Poëri comprenait-il l’amour si visible de Tahoser pour lui ? ou bien, pour quelque raison cachée, faisait-il semblant de ne pas s’en apercevoir ? Ses manières envers elle étaient douces, bienveillantes, mais réservées comme s’il eût voulu prévenir ou refouler quelque aveu importun auquel il lui eût été pénible de répondre. Pourtant la fausse Hora était bien belle ; ses charmes, trahis par la pauvreté de sa toilette, n’en avaient que plus de puissance ; et, comme on voit aux heures les plus chaudes du jour une vapeur lumineuse frissonner sur la terre luisante, une atmosphère d’amour frissonnait autour d’elle. Sur ses lèvres entrouvertes, sa passion palpitait comme un oiseau qui veut prendre son vol ; et bas, bien bas, quand elle était sûre de ne pas être entendue, elle répétait comme une monotone cantilène : « Poëri, je t’aime. » On était au temps de la moisson, et Poëri sortit pour inspecter les travailleurs. Tahoser, qui ne pouvait pas plus s’en détacher que l’ombre ne peut se détacher du corps, le suivit timidement, craignant qu’il ne lui enjoignît de rester à la maison ; mais le jeune homme lui dit d’une voix où ne perçait nul accent de colère :

« Le chagrin se soulage à la vue des paisibles travaux de l’agriculture, et, si quelque douloureux souvenir de la prospérité évanouie oppresse ton âme, il se dissipera au spectacle de cette activité joyeuse. Ces choses doivent être nouvelles pour toi : car ta peau, que n’a jamais baisée le soleil, tes pieds délicats, tes mains fines, l’élégance avec laquelle tu drapes le morceau d’étoffe grossière qui te sert de vêtement me montrent, à n’en pouvoir douter, que tu as toujours habité les villes, au sein des recherches et du luxe. Viens donc et assieds-toi, tout en tournant ton fuseau, à l’ombre de cet arbre où les moissonneurs ont suspendu, pour la rafraîchir, l’outre qui contient leur boisson. » Tahoser obéit et se plaça sous l’arbre, les bras croisés sur les genoux, et les genoux au menton.

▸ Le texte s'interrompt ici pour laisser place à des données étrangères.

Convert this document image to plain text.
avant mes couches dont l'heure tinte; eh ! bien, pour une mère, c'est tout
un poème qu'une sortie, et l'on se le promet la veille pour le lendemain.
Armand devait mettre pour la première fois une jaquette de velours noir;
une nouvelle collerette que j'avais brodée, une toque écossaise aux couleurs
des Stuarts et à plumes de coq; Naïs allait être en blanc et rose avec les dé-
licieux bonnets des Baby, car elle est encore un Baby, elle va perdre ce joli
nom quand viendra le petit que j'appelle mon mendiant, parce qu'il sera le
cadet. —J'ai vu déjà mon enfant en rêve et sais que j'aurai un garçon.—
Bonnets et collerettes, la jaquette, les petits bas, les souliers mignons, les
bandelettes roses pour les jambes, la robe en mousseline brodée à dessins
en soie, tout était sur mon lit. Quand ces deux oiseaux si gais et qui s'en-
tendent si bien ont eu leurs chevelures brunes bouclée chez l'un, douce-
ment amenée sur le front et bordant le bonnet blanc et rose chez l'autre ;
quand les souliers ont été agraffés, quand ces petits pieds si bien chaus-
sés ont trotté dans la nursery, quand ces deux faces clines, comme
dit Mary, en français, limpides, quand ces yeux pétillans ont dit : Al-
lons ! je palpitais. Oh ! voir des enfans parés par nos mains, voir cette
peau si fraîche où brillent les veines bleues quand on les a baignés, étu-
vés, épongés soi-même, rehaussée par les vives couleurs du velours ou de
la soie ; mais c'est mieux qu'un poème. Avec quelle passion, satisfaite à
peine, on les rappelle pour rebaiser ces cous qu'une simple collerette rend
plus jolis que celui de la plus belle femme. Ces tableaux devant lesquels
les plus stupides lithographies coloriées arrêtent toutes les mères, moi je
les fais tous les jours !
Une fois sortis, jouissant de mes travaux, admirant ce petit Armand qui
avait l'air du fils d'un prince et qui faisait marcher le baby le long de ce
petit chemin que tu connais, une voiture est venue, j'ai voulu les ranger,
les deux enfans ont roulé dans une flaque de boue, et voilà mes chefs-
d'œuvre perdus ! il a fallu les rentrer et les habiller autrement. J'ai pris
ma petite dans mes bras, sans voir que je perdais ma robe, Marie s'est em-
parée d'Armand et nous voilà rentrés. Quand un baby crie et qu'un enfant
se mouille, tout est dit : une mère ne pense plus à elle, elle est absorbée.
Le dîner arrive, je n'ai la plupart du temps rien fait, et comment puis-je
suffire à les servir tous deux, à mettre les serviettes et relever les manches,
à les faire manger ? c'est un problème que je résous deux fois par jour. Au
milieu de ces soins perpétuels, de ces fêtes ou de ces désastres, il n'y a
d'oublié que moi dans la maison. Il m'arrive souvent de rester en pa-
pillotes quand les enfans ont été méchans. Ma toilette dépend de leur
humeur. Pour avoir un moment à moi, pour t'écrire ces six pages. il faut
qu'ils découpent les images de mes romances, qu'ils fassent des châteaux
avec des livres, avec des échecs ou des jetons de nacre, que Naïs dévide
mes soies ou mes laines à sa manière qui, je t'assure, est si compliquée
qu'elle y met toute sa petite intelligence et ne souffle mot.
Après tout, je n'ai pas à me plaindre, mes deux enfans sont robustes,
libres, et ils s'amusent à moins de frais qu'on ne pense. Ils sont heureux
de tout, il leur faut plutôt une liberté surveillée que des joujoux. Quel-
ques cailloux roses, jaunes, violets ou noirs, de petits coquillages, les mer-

De la muraille du jardin, la plaine s’étendait jusqu’aux premiers escarpements de la chaîne libyque, comme une mer jaune, où le moindre souffle d’air creusait des vagues d’or.

La lumière était si intense que le ton d’or du blé blanchissait par places et prenait des teintes d’argent. Dans l’opulent limon du Nil, les épis avaient poussé vigoureux, drus et hauts comme des javelines, et jamais plus riche moisson ne s’était déployée au soleil, flambante et crépitante de chaleur ; il y avait de quoi remplir jusqu’au faîte la ligne de greniers voûtés qui s’arrondissaient près des celliers.

Les travailleurs étaient depuis longtemps déjà à l’ouvrage, et l’on voyait de loin émerger des vagues du blé leur tête crépue ou rase, coiffée d’un morceau d’étoffe blanche, et leur torse nu, couleur de brique cuite. Ils se penchaient et se relevaient avec un mouvement régulier, sciant le blé de leurs faucilles au-dessous de l’épi, avec autant de régularité que s’ils eussent suivi une ligne tirée au cordeau.

Derrière eux, marchaient dans les sillons des glaneurs, avec des couffes de sparterie où ils serraient les épis moissonnés, et qu’ils portaient sur leur épaule ou suspendus à une barre transversale, aidés par un compagnon, à des meules placées de distance en distance.

Quelquefois les moissonneurs essoufflés s’arrêtaient, reprenaient haleine, et, rejetant leur faucille sous leur bras droit, buvaient un coup d’eau ; puis ils se remettaient en hâte à l’ouvrage, craignant le bâton du contremaître ; les épis récoltés s’étalaient sur l’aire par couches égalisées à la fourche, et légèrement relevées au bord par les nouveaux paniers qu’on y versait.

Alors Poëri fit signe au bouvier de faire avancer ses bêtes.

C’étaient de superbes animaux, aux longues cornes évasées comme la coiffure d’Isis, au garrot élevé, au fanon puissant, aux jambes sèches et nerveuses. La marque du domaine, empreinte au fer chaud, estampillait leurs hanches. Ils marchaient gravement, assujettis sous un joug horizontal reliant leurs quatre têtes.

On les poussa sur l’aire ; activés par le fouet à double mèche, ils se mirent à piétiner circulairement, faisant jaillir sous leurs sabots fourchus le grain de l’épi : le soleil brillait sur leur poil luisant, et la poussière qu’ils soulevaient leur montait aux naseaux ; aussi, au bout d’une vingtaine de tours, s’appuyaient-ils les uns contre les autres, et, malgré les lanières sifflantes qui voltigeaient sur leurs flancs, ralentissaient-ils sensiblement le pas. Pour les encourager, le conducteur, qui les suivait en tenant par la queue la bête sous la main, entonna, sur un rythme joyeux et vif, la vieille chanson des bœufs :

« tournez pour vous-mêmes ; à bœufs, tournez pour vous-mêmes ; des mesures pour vous, des mesures pour vos maîtres ! » Et l’attelage ranimé se portait en avant et disparaissait dans un nuage de poussière blonde où scintillaient des étincelles d’or.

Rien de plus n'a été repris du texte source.